The landmarks in question are scattered all over the city. Some are in respectable condition, while others, such as the Upton Mansion or the Peale Museum—the first building in the U.S. to be specifically designed and built as a museum—are vacant and crumbling.
“We don’t see ourselves in the foreseeable future being able to raise or budget from city funding to do the types of repairs these buildings need,” says Stosur. Baltimore’s preliminary operating budget for the 2013 fiscal year is $2.3 billion, but it confronts a $48 million shortfall. The city is struggling financially and has been for years. Stosur says that only about $300,000 of Baltimore’s annual budget goes toward maintenance and capital improvements for these historical buildings, and although the city plans to spend more in coming years, the money just isn’t enough.
Other cash-strapped governments have turned to their buildings to raise money. Arizona sold part of its State Capitol complex—including the state’s House and Senate and the executive tower that includes Governor Jan Brewer’s office—to a private real estate company for $81 million in 2010. The state now leases the buildings and is seeking to buy them back, this time for an estimated $105 million. (Arizona has also sold several other properties, including state prisons.)

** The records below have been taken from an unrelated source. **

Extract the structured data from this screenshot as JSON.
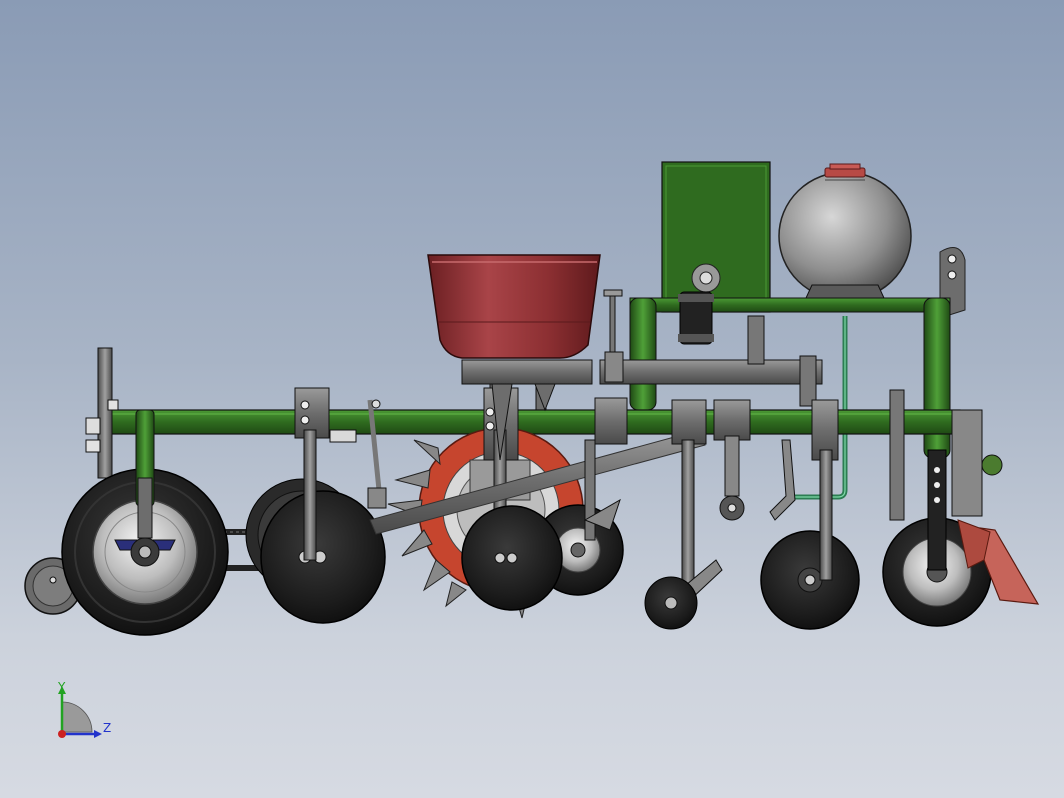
{
  "view": {
    "background_top": "#8a9bb5",
    "background_bottom": "#d6dae2"
  },
  "colors": {
    "frame_green": "#2f6b1f",
    "frame_green_light": "#4b9a35",
    "hopper_red": "#8c2f32",
    "hopper_red_light": "#a94448",
    "disc_orange": "#c6452e",
    "tire_black": "#1c1c1c",
    "steel_gray": "#6d6d6d",
    "tank_gray": "#8f8f8f",
    "axis_y": "#22a322",
    "axis_z": "#2233cc",
    "axis_x": "#cc2222"
  },
  "triad": {
    "y_label": "Y",
    "z_label": "Z",
    "x_icon": "x-axis-icon"
  }
}
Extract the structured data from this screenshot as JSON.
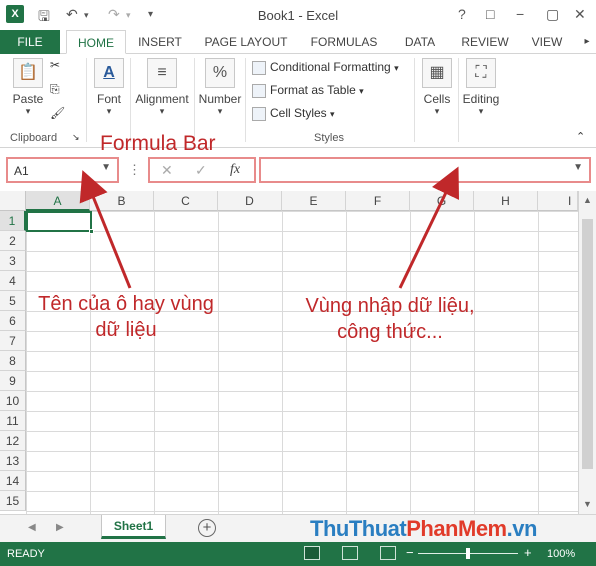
{
  "app": {
    "logo": "X",
    "title": "Book1 - Excel"
  },
  "quick_access": {
    "undo_icon": "undo-icon",
    "redo_icon": "redo-icon"
  },
  "window_controls": {
    "help": "?",
    "restore": "□",
    "minimize": "−",
    "close": "✕"
  },
  "ribbon_tabs": [
    "FILE",
    "HOME",
    "INSERT",
    "PAGE LAYOUT",
    "FORMULAS",
    "DATA",
    "REVIEW",
    "VIEW"
  ],
  "ribbon": {
    "paste": "Paste",
    "clipboard": "Clipboard",
    "font": "Font",
    "alignment": "Alignment",
    "number": "Number",
    "conditional_formatting": "Conditional Formatting",
    "format_as_table": "Format as Table",
    "cell_styles": "Cell Styles",
    "styles": "Styles",
    "cells": "Cells",
    "editing": "Editing"
  },
  "formula_bar": {
    "name_box": "A1",
    "cancel": "✕",
    "enter": "✓",
    "fx": "fx",
    "value": ""
  },
  "columns": [
    "A",
    "B",
    "C",
    "D",
    "E",
    "F",
    "G",
    "H",
    "I"
  ],
  "rows": [
    "1",
    "2",
    "3",
    "4",
    "5",
    "6",
    "7",
    "8",
    "9",
    "10",
    "11",
    "12",
    "13",
    "14",
    "15"
  ],
  "sheet_tabs": [
    "Sheet1"
  ],
  "status": {
    "ready": "READY",
    "zoom": "100%"
  },
  "annotations": {
    "formula_bar": "Formula Bar",
    "name_box_line1": "Tên của ô hay vùng",
    "name_box_line2": "dữ liệu",
    "input_line1": "Vùng nhập dữ liệu,",
    "input_line2": "công thức..."
  },
  "watermark": {
    "part1": "ThuThuat",
    "part2": "PhanMem",
    "part3": ".vn"
  },
  "colors": {
    "excel_green": "#217346",
    "annotation_red": "#c0282a"
  }
}
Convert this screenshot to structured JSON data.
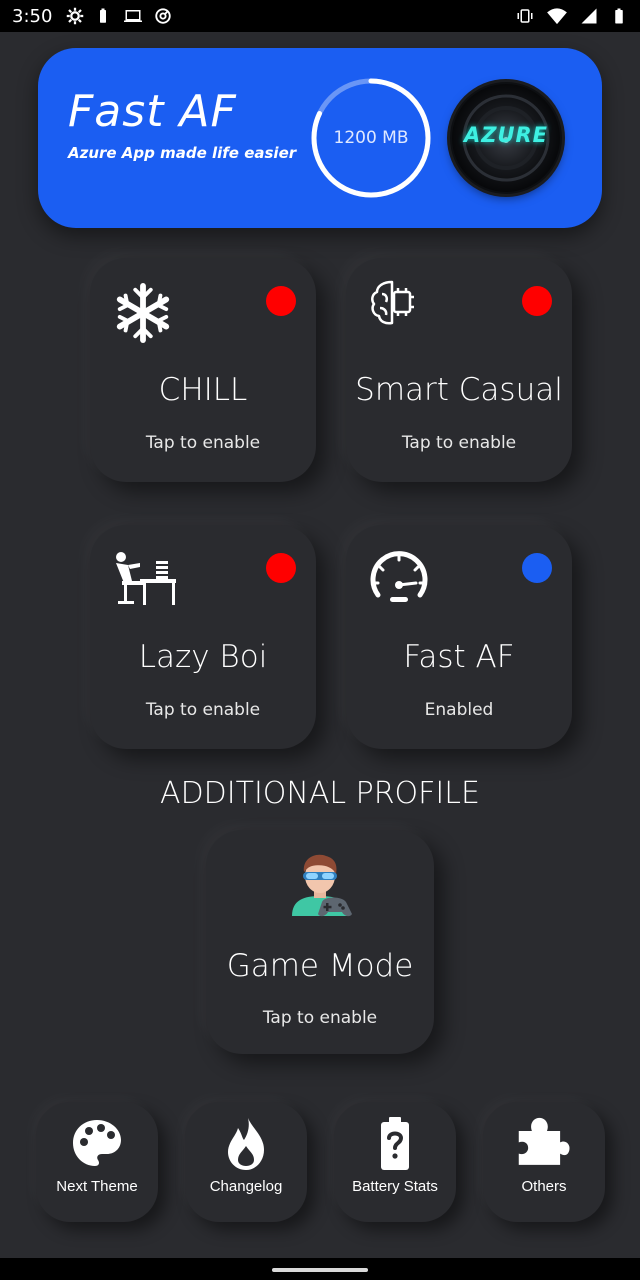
{
  "status_bar": {
    "time": "3:50",
    "left_icons": [
      "settings-gear-icon",
      "battery-small-icon",
      "laptop-icon",
      "at-sign-icon"
    ],
    "right_icons": [
      "vibrate-icon",
      "wifi-icon",
      "signal-icon",
      "battery-icon"
    ]
  },
  "header": {
    "title": "Fast AF",
    "subtitle": "Azure App made life easier",
    "ram_value": "1200 MB",
    "ram_ring_fraction": 0.82,
    "logo_text": "AZURE",
    "accent_color": "#1b5ef2"
  },
  "profiles": [
    {
      "name": "CHILL",
      "status": "Tap to enable",
      "icon": "snowflake-icon",
      "state_color": "#ff0000"
    },
    {
      "name": "Smart Casual",
      "status": "Tap to enable",
      "icon": "brain-chip-icon",
      "state_color": "#ff0000"
    },
    {
      "name": "Lazy Boi",
      "status": "Tap to enable",
      "icon": "relaxing-person-icon",
      "state_color": "#ff0000"
    },
    {
      "name": "Fast AF",
      "status": "Enabled",
      "icon": "speedometer-icon",
      "state_color": "#1b5ef2"
    }
  ],
  "additional": {
    "section_title": "ADDITIONAL PROFILE",
    "game_mode": {
      "name": "Game Mode",
      "status": "Tap to enable",
      "icon": "gamer-icon"
    }
  },
  "bottom_buttons": [
    {
      "label": "Next Theme",
      "icon": "palette-icon"
    },
    {
      "label": "Changelog",
      "icon": "flame-icon"
    },
    {
      "label": "Battery Stats",
      "icon": "battery-question-icon"
    },
    {
      "label": "Others",
      "icon": "puzzle-icon"
    }
  ]
}
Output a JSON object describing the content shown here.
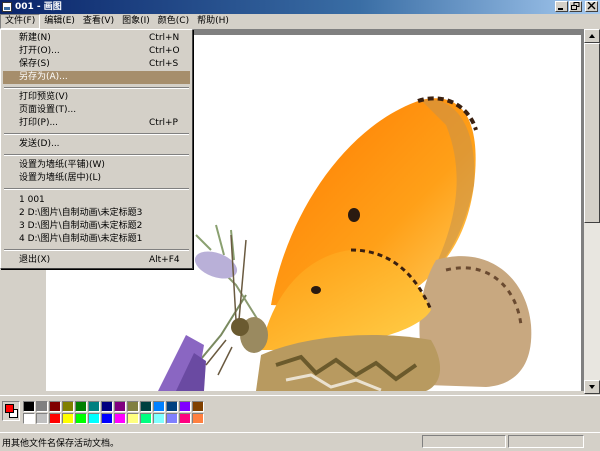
{
  "window": {
    "title": "001 - 画图"
  },
  "menubar": [
    "文件(F)",
    "编辑(E)",
    "查看(V)",
    "图象(I)",
    "颜色(C)",
    "帮助(H)"
  ],
  "file_menu": {
    "items": [
      {
        "label": "新建(N)",
        "shortcut": "Ctrl+N"
      },
      {
        "label": "打开(O)...",
        "shortcut": "Ctrl+O"
      },
      {
        "label": "保存(S)",
        "shortcut": "Ctrl+S"
      },
      {
        "label": "另存为(A)...",
        "shortcut": ""
      },
      {
        "label": "打印预览(V)",
        "shortcut": ""
      },
      {
        "label": "页面设置(T)...",
        "shortcut": ""
      },
      {
        "label": "打印(P)...",
        "shortcut": "Ctrl+P"
      },
      {
        "label": "发送(D)...",
        "shortcut": ""
      },
      {
        "label": "设置为墙纸(平铺)(W)",
        "shortcut": ""
      },
      {
        "label": "设置为墙纸(居中)(L)",
        "shortcut": ""
      },
      {
        "label": "1 001",
        "shortcut": ""
      },
      {
        "label": "2 D:\\图片\\自制动画\\未定标题3",
        "shortcut": ""
      },
      {
        "label": "3 D:\\图片\\自制动画\\未定标题2",
        "shortcut": ""
      },
      {
        "label": "4 D:\\图片\\自制动画\\未定标题1",
        "shortcut": ""
      },
      {
        "label": "退出(X)",
        "shortcut": "Alt+F4"
      }
    ],
    "highlighted": "另存为(A)..."
  },
  "colors": {
    "foreground": "#ff0000",
    "background": "#ffffff",
    "palette": [
      "#000000",
      "#808080",
      "#800000",
      "#808000",
      "#008000",
      "#008080",
      "#000080",
      "#800080",
      "#808040",
      "#004040",
      "#0080ff",
      "#004080",
      "#8000ff",
      "#804000",
      "#ffffff",
      "#c0c0c0",
      "#ff0000",
      "#ffff00",
      "#00ff00",
      "#00ffff",
      "#0000ff",
      "#ff00ff",
      "#ffff80",
      "#00ff80",
      "#80ffff",
      "#8080ff",
      "#ff0080",
      "#ff8040"
    ]
  },
  "statusbar": {
    "text": "用其他文件名保存活动文档。"
  }
}
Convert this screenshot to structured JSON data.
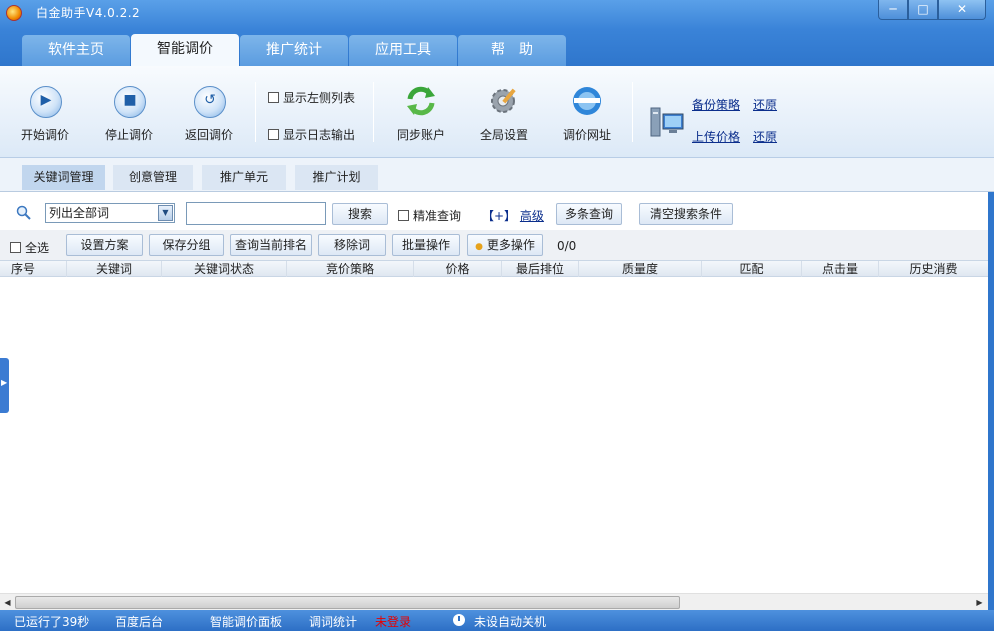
{
  "window": {
    "title": "白金助手V4.0.2.2",
    "controls": {
      "min": "─",
      "max": "□",
      "close": "✕"
    }
  },
  "tabs": [
    {
      "label": "软件主页",
      "active": false
    },
    {
      "label": "智能调价",
      "active": true
    },
    {
      "label": "推广统计",
      "active": false
    },
    {
      "label": "应用工具",
      "active": false
    },
    {
      "label": "帮　助",
      "active": false
    }
  ],
  "toolbar": {
    "start": "开始调价",
    "stop": "停止调价",
    "back": "返回调价",
    "show_left_list": "显示左侧列表",
    "show_log": "显示日志输出",
    "sync": "同步账户",
    "global_settings": "全局设置",
    "price_url": "调价网址",
    "backup_strategy": "备份策略",
    "restore1": "还原",
    "upload_price": "上传价格",
    "restore2": "还原"
  },
  "subtabs": [
    "关键词管理",
    "创意管理",
    "推广单元",
    "推广计划"
  ],
  "search": {
    "filter_value": "列出全部词",
    "input_value": "",
    "search_btn": "搜索",
    "exact_query": "精准查询",
    "advanced_prefix": "【+】",
    "advanced": "高级",
    "multi_query": "多条查询",
    "clear": "清空搜索条件"
  },
  "actions": {
    "select_all": "全选",
    "set_plan": "设置方案",
    "save_group": "保存分组",
    "query_rank": "查询当前排名",
    "remove_word": "移除词",
    "batch": "批量操作",
    "more": "更多操作",
    "count": "0/0"
  },
  "table": {
    "columns": [
      "序号",
      "关键词",
      "关键词状态",
      "竞价策略",
      "价格",
      "最后排位",
      "质量度",
      "匹配",
      "点击量",
      "历史消费"
    ]
  },
  "statusbar": {
    "running": "已运行了39秒",
    "baidu": "百度后台",
    "panel": "智能调价面板",
    "stats": "调词统计",
    "login": "未登录",
    "shutdown": "未设自动关机"
  },
  "colors": {
    "titlebar": "#3a83d8",
    "statusbar": "#2d6fc5",
    "login_status": "#e60000"
  }
}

In 2010, Chicago’s then mayor Richard Daley proposed selling ad space on the city’s bridge houses—little structures next to the drawbridges along the Chicago River—although no one took the city up on the offer until last November, when Bank of America signed a 30-day lease and hung up some banners. Chicago has actually tried to sell ad space on everything from lifeguard chairs to garbage cans, with varying success. Can you blame it? The city had an estimated $635.7 million deficit last year.
This is the state of the financially drained American city. When taxes aren’t enough and a city feels that it can’t cut funding further, it hocks its buildings the way a hungry man might trade in a gold watch. Because of their landmark status, Baltimore’s historic buildings require city approval before any potential new owners renovate them. “We’re doing everything we can do keep them viable, functioning buildings,” says Stosur. “We just don’t have the money to bring them up to standard ourselves.”